Allow us to introduce Q-carbon, a compound that is both harder and shinier than your typical diamond. It was discovered by researchers at North Carolina State University, but Q-carbon will likely be used in medicine more than it will be in future engagement rings.

The compound is made by taking amorphous carbon (a loose carbon that can be used to coat objects) and blasting it with a single laser pulse that raises its temperature to about 3,727 degrees Celsius in a fraction of a second. The compound is then rapidly cooled, leaving you with Q-carbon. The result is a substance that may never have existed on our planet before, and it has some unique little traits.

For one, it’s magnetic (something other forms of solid carbon, like diamonds, are not) and it also glows when exposed to low levels of energy.

“Q-carbon’s strength and low work-function – its willingness to release electrons – make it very promising for developing new electronic display technologies,” lead study author Jay Narayan said in a statement.

When Q-carbon is created, it actually comes out in the form of films. By changing the rate of cooling, scientists can allow for the creation of diamond structures within the film, possibly paving the way for cheaper gemstones of the future.

“We’re basically using a laser like the ones used for laser eye surgery.
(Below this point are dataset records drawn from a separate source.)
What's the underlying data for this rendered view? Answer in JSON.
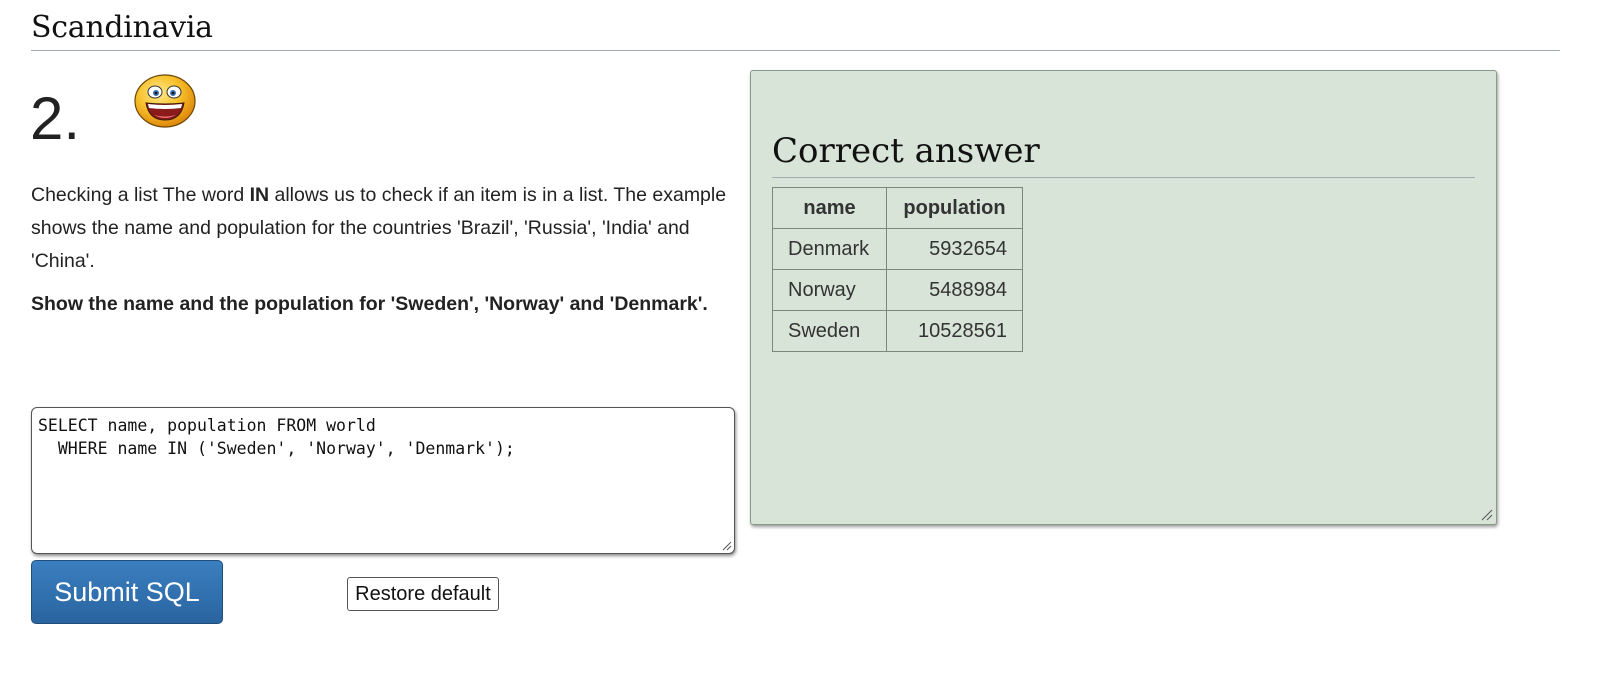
{
  "section": {
    "title": "Scandinavia"
  },
  "question": {
    "number": "2.",
    "intro_before": "Checking a list The word ",
    "intro_bold": "IN",
    "intro_after": " allows us to check if an item is in a list. The example shows the name and population for the countries 'Brazil', 'Russia', 'India' and 'China'.",
    "task": "Show the name and the population for 'Sweden', 'Norway' and 'Denmark'.",
    "smiley_icon": "laughing-smiley-icon"
  },
  "editor": {
    "sql": "SELECT name, population FROM world\n  WHERE name IN ('Sweden', 'Norway', 'Denmark');"
  },
  "buttons": {
    "submit_label": "Submit SQL",
    "restore_label": "Restore default",
    "submit_color": "#2f6eab"
  },
  "answer": {
    "title": "Correct answer",
    "panel_color": "#d9e4d9",
    "columns": [
      "name",
      "population"
    ],
    "rows": [
      {
        "name": "Denmark",
        "population": "5932654"
      },
      {
        "name": "Norway",
        "population": "5488984"
      },
      {
        "name": "Sweden",
        "population": "10528561"
      }
    ]
  }
}
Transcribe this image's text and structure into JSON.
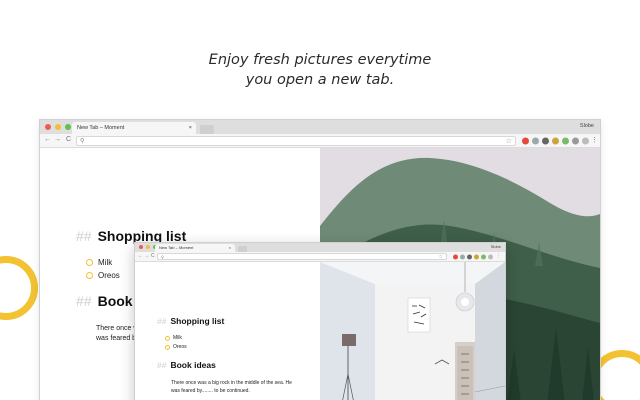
{
  "headline": {
    "line1": "Enjoy fresh pictures everytime",
    "line2": "you open a new tab."
  },
  "browser": {
    "tab_title": "New Tab – Moment",
    "tab_close": "×",
    "profile_name": "Slobe",
    "nav": {
      "back": "←",
      "forward": "→",
      "reload": "C"
    },
    "search_icon": "search-icon",
    "star_icon": "☆"
  },
  "notes": {
    "heading_marker": "##",
    "shopping_title": "Shopping list",
    "shopping_items": [
      "Milk",
      "Oreos"
    ],
    "book_title_big": "Book i",
    "book_title": "Book ideas",
    "book_text_big_1": "There once w",
    "book_text_big_2": "was feared b",
    "book_text_1": "There once was a big rock in the middle of the sea.  He",
    "book_text_2": "was feared by........ to be continued."
  },
  "colors": {
    "accent": "#f2c232",
    "tabbar": "#dedede",
    "toolbar": "#f6f6f6"
  }
}
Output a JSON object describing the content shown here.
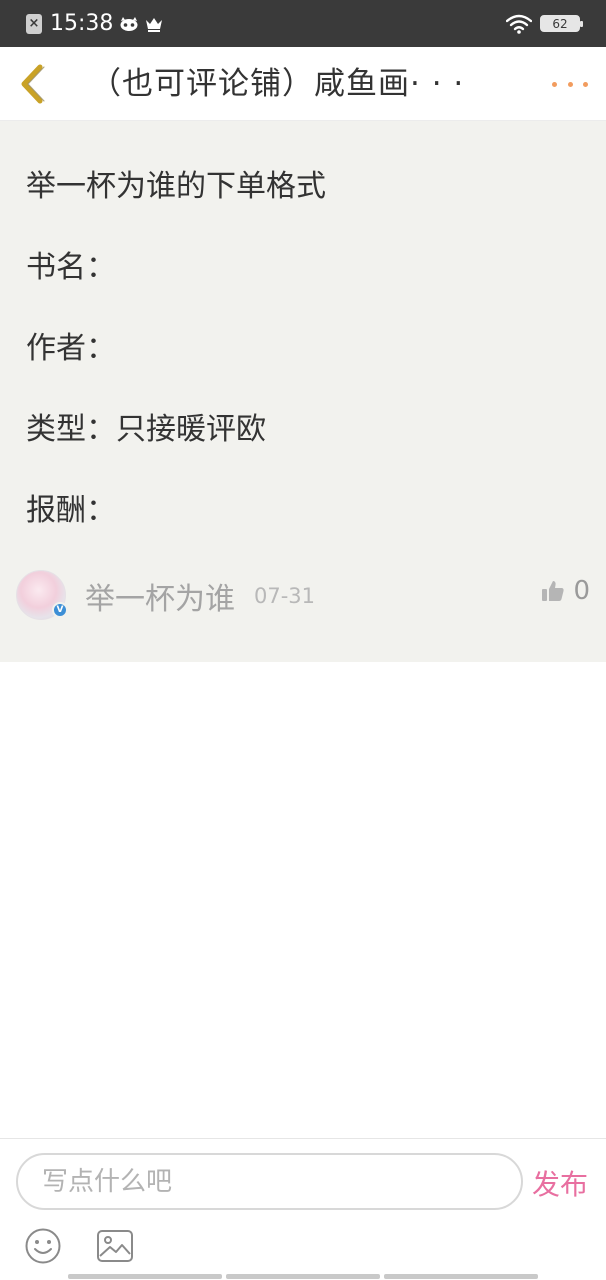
{
  "status_bar": {
    "time": "15:38",
    "battery_level": "62",
    "sim_icon": "sim-off-icon",
    "wifi_icon": "wifi-icon"
  },
  "nav": {
    "title": "（也可评论铺）咸鱼画· · ·",
    "back_icon": "chevron-left-icon",
    "more_icon": "more-dots-icon",
    "back_color": "#c9a227",
    "more_color": "#f29c5e"
  },
  "post": {
    "lines": [
      "举一杯为谁的下单格式",
      "书名：",
      "作者：",
      "类型：只接暖评欧",
      "报酬："
    ],
    "author": {
      "name": "举一杯为谁",
      "date": "07-31",
      "verified_badge": "V"
    },
    "likes": "0"
  },
  "comment_bar": {
    "placeholder": "写点什么吧",
    "value": "",
    "publish_label": "发布",
    "publish_color": "#e86fa0"
  },
  "colors": {
    "card_background": "#f2f2ee",
    "status_bar_background": "#3a3a3a"
  }
}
So, not only does this allow us to develop new applications, but the process itself is relatively inexpensive,” Narayan said. “We can create diamond nanoneedles or microneedles, nanodots, or large-area diamond films, with applications for drug delivery, industrial processes and for creating high-temperature switches and power electronics.”

The ability to create nanodiamonds (i.e. diamond nanoneedles, nanodots, etc.) on the cheap is actually a big deal. They’re on the cutting edge of cancer research, and Drexel university is currently studying their ability to deliver anti-cancer drugs into brain tumours.

Scientists say they still have much to learn about Q-carbon before it will roll out into the medical world in any significant way, but one thing’s for sure: These are a whole lot cooler than some pretty little rock.